There is no time out in war. Occasionally soldiers get R&R, but that means someone else is pulling guard duty or running patrols. I see Mickey Kaus says "we need a break" and Peggy Noonan is worried that the American people want a breather because current history is too "dramatic." I read Peggy's essay and I get the distinct impression her brilliantly conceived column springs from her own personal weariness-- maybe I'm wrong, but she explicitly tells us she's on vacation. Over at andrewsullivan.com, Andrew Sullivan wrote (linking to Noonan) that he had expressed similar thoughts ("Americans are drained"). I appreciate their openness and honesty; I hope they'll appreciate mine. I enjoy thoroughly Sullivan's commentary, and I'm certain he would be the first to say he can climb in his Cape Cod hammock and blog because soldiers put on their helmets and slog-- and don't quit. Perceptive, honest Americans like Noonan, Sullivan, and Kaus understand that quite well. I make the point as a reminder, a useful reminder. Believe me, the hammock is far preferable to the helmet. I would love to be in my hammock in the Texas Hill Country right now (95 degrees in Austin is far cooler than 119 degrees in Baghdad). But this is helmet time.

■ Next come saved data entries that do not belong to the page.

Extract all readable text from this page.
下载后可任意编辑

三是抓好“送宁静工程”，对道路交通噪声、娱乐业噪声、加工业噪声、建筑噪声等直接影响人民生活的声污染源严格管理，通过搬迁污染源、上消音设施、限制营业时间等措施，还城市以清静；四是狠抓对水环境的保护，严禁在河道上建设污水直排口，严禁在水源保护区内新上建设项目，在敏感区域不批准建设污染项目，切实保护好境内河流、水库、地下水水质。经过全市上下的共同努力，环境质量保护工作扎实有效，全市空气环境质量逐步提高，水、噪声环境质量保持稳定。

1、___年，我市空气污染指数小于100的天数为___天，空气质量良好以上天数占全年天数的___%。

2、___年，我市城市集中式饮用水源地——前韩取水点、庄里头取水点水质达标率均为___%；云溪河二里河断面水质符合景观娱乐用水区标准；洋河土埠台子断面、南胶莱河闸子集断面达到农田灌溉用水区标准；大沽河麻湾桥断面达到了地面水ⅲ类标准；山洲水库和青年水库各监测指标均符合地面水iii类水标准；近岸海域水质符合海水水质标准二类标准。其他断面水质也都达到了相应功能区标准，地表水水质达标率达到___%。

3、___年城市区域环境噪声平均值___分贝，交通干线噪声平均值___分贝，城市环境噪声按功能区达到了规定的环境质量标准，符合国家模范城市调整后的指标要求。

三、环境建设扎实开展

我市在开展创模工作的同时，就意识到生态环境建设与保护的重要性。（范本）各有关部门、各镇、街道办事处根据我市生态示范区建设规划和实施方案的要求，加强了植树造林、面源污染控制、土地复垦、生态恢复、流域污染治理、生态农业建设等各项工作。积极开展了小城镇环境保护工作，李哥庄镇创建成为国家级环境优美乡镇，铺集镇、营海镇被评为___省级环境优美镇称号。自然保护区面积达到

We --the lot of us, all Americans-- are a long haul war, a constant test of will requiring consistent, insistent effort.
I see that effort given every day here in Iraq. Check the photo you ran of those two young soldiers from the 81st Brigade (Washington State National Guard). I snapped it, at sunset, right after they had returned from a patrol. I see the same vignette every morning, every evening. The smiles break out despite the fatigue-- and then the troops buckle up and do it again. Blood, sweat, toil and tears: that's not simply Churchillian poetry, that's the price of victory, and it's the product of spine. This peculiar war will take years to win, long, focused years of trial and error, mistake and success, but a breather, a time out?
"Time out" is a mirage of the chattering class. Credit Peggy's and Andrew's antennae for culling out the driving emotional angst behind the chatter. Hate to say it, but the call for "time out" Noonan fears may be another case of Baby Boomers who can't separate Hollywood war from the real thing. Hollywood wars end in a couple of hours. Real earthly hells have no intermission. In current GI lingo, "the enemy has a vote" (the enemy can exercise his will, and act). Take a break and the enemy votes. On 9/11 our enemy went to the polls. We were either going to work, eating breakfast, or lollygagging in bed.

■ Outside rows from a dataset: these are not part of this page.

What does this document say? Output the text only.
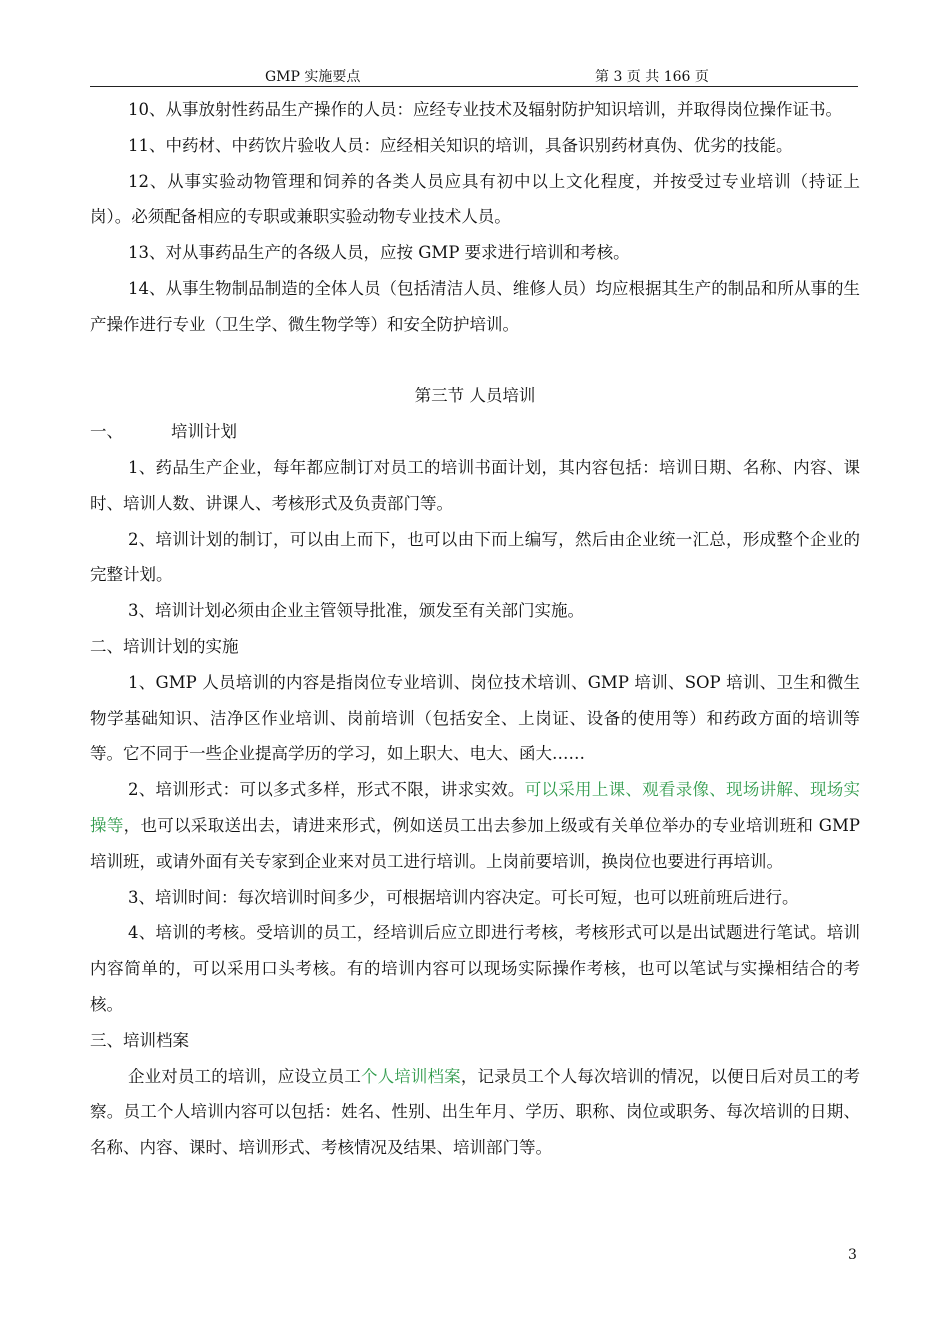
GMP 实施要点	第 3 页 共 166 页

10、从事放射性药品生产操作的人员：应经专业技术及辐射防护知识培训，并取得岗位操作证书。

11、中药材、中药饮片验收人员：应经相关知识的培训，具备识别药材真伪、优劣的技能。

12、从事实验动物管理和饲养的各类人员应具有初中以上文化程度，并按受过专业培训（持证上岗）。必须配备相应的专职或兼职实验动物专业技术人员。

13、对从事药品生产的各级人员，应按 GMP 要求进行培训和考核。

14、从事生物制品制造的全体人员（包括清洁人员、维修人员）均应根据其生产的制品和所从事的生产操作进行专业（卫生学、微生物学等）和安全防护培训。

第三节 人员培训

一、	培训计划

1、药品生产企业，每年都应制订对员工的培训书面计划，其内容包括：培训日期、名称、内容、课时、培训人数、讲课人、考核形式及负责部门等。

2、培训计划的制订，可以由上而下，也可以由下而上编写，然后由企业统一汇总，形成整个企业的完整计划。

3、培训计划必须由企业主管领导批准，颁发至有关部门实施。

二、培训计划的实施

1、GMP 人员培训的内容是指岗位专业培训、岗位技术培训、GMP 培训、SOP 培训、卫生和微生物学基础知识、洁净区作业培训、岗前培训（包括安全、上岗证、设备的使用等）和药政方面的培训等等。它不同于一些企业提高学历的学习，如上职大、电大、函大……

2、培训形式：可以多式多样，形式不限，讲求实效。可以采用上课、观看录像、现场讲解、现场实操等，也可以采取送出去，请进来形式，例如送员工出去参加上级或有关单位举办的专业培训班和 GMP 培训班，或请外面有关专家到企业来对员工进行培训。上岗前要培训，换岗位也要进行再培训。

3、培训时间：每次培训时间多少，可根据培训内容决定。可长可短，也可以班前班后进行。

4、培训的考核。受培训的员工，经培训后应立即进行考核，考核形式可以是出试题进行笔试。培训内容简单的，可以采用口头考核。有的培训内容可以现场实际操作考核，也可以笔试与实操相结合的考核。

三、培训档案

企业对员工的培训，应设立员工个人培训档案，记录员工个人每次培训的情况，以便日后对员工的考察。员工个人培训内容可以包括：姓名、性别、出生年月、学历、职称、岗位或职务、每次培训的日期、名称、内容、课时、培训形式、考核情况及结果、培训部门等。

3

Before I head off to a meeting, let me play history prof for a second. I see several analogs between 1944 and 2004. Fact is, I started a column on that subject before I left for Iraq, but long nights on the ranges at Ft Hood spinning up for deployment left it a sketch. Imagine calling for "Time Out" right after D-Day, which broke Fortress Europe, or during Saipan, which broke the Japanese "inner ring" island defense (many in the Japanese military thought we'd never pay the price to break it). Hey, FDR, we've made the deep offensive penetration, can we take a break? The analogy has weaknesses, as do all historical comparisons. That being said, I think we're in the strategic exploitation phase of this war, a hard, difficult, prolonged exploitation phase, one that requires more hammers and bricks than it does rifles and bombs.

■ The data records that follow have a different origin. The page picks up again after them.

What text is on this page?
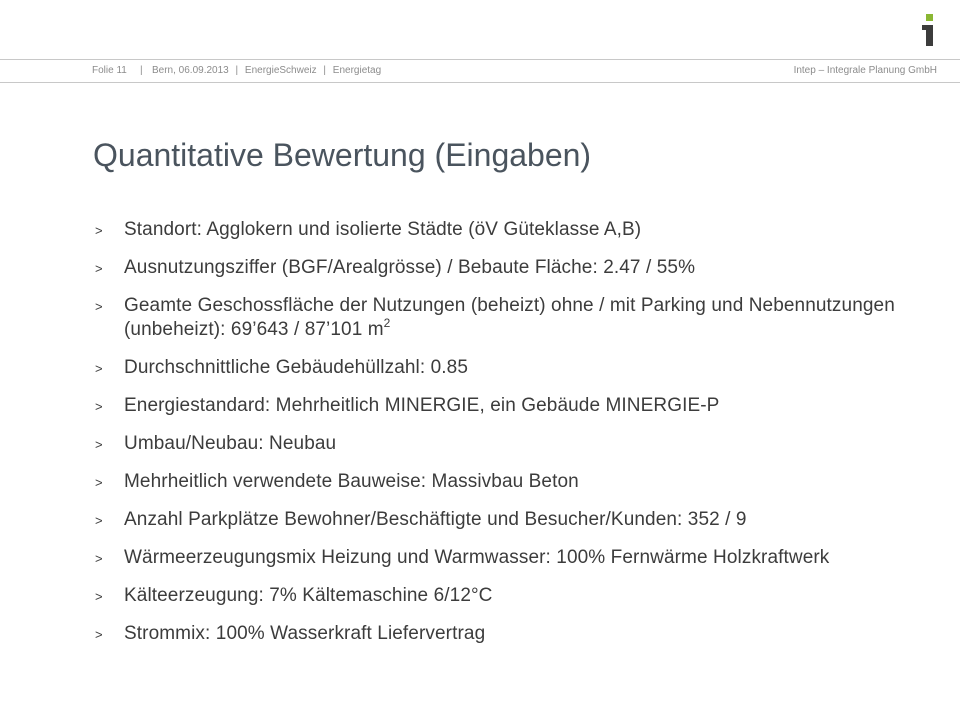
Folie 11 | Bern, 06.09.2013 | EnergieSchweiz | Energietag	Intep – Integrale Planung GmbH
Quantitative Bewertung (Eingaben)
> Standort: Agglokern und isolierte Städte (öV Güteklasse A,B)
> Ausnutzungsziffer (BGF/Arealgrösse) / Bebaute Fläche: 2.47 / 55%
> Geamte Geschossfläche der Nutzungen (beheizt) ohne / mit Parking und Nebennutzungen (unbeheizt): 69’643 / 87’101 $m^2$
> Durchschnittliche Gebäudehüllzahl: 0.85
> Energiestandard: Mehrheitlich MINERGIE, ein Gebäude MINERGIE-P
> Umbau/Neubau: Neubau
> Mehrheitlich verwendete Bauweise: Massivbau Beton
> Anzahl Parkplätze Bewohner/Beschäftigte und Besucher/Kunden: 352 / 9
> Wärmeerzeugungsmix Heizung und Warmwasser: 100% Fernwärme Holzkraftwerk
> Kälteerzeugung: 7% Kältemaschine 6/12°C
> Strommix: 100% Wasserkraft Liefervertrag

However, we're winning. We can't quit.
UPDATE: Reader Rick Richman emails:
Can I add a postscript to Austin Bay's perceptive email?
The rest of the world is in a bit of a "breather" and "time out" as they await the American decision on November 2. It will make a big difference whether George W. Bush is going to be around for four more months or four more years.
If they know that Bush will be there for four more years, with a mandate from the American people (earned after a campaign of unprecedented personal and political vilification by those who opposed the liberation of Iraq), decisions in Syria, Iran, North Korea and other places (including France and Germany) are going to be different.
Conversely, if the American electorate can be convinced to remove the commander-in-chief of the war on terror, to be replaced by the Education President, the Environmental President, etc. and his Two Americas vice-president, all of these other state actors will make decisions in a very different direction. They will perhaps not be able to see the subtety of a "breather" and "time out" and may mistake it for what it may in fact turn out to be: a surrender (except, of course, for the continuation of our 9/10 law enforcement and intelligence activities).
The current breather and time out is excruciating.
Indeed. I'm not sure Mickey meant quite this by his "time out" post, but perhaps he'll clarify if he didn't.